西初恍然大悟地点了点头,她后知后觉地问了一句:“这是能说的事情吗?”
“自然可以。”楼洇理所当然地点头。
“那我听到了不是就不会上当了吗?”
楼洇弯了弯眉眼,些许的愉悦展露在脸上,“小姐相信西初是个笨蛋。”
“嗯?”
“会为他人烦恼,为他人忧心,为他人寻找借口的笨蛋。明明坏人都摆在你的面前了,还总是要为他寻找可能不是这个样子的借口。”
“你这样子讲很无礼耶。”
她为难地皱了下眉,思考了一下子又问:“那你生气了吗?”
西初摇了摇头。
楼洇顿时便笑了起来,“小姐希望你生气。

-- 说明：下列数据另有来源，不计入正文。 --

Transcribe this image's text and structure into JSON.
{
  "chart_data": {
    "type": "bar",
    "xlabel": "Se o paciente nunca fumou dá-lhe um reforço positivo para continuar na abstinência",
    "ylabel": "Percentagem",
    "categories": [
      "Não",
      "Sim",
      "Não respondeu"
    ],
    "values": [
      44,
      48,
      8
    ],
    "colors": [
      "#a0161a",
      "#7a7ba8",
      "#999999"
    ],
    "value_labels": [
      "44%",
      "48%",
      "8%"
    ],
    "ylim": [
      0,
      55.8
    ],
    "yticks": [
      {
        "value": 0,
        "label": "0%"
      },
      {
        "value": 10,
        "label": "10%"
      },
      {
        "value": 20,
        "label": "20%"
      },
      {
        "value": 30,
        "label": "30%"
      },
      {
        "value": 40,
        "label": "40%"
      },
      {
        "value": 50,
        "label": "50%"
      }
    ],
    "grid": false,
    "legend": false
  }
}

”
西初听了好多次这种话,楼洇有着很多的希望,她的希望里有着很多都与西初有关。
不过那和西初没有关系。
夜晚的时间在与楼洇的交流之中悄然流逝,转眼便到了后半夜,楼洇已经在谈话之中悄悄睡了过去,西初还清醒着。
她睡不着,或者说不想睡着。
脑子里总是有着许多事情在打架,过去的很多事情,很多人,西初找不到该做的事情,不该做的事情,正确的事情,不正确的事情。
再深究一点,她已经不太清楚面对某一件事该用怎样的情绪了。
明明前几天还在因为楼洇的欺瞒生气的,过了那个时间她又不知道自己为什么要那么生气。生气有意义吗?生气会改变什么?能带来什么?
什么都没有。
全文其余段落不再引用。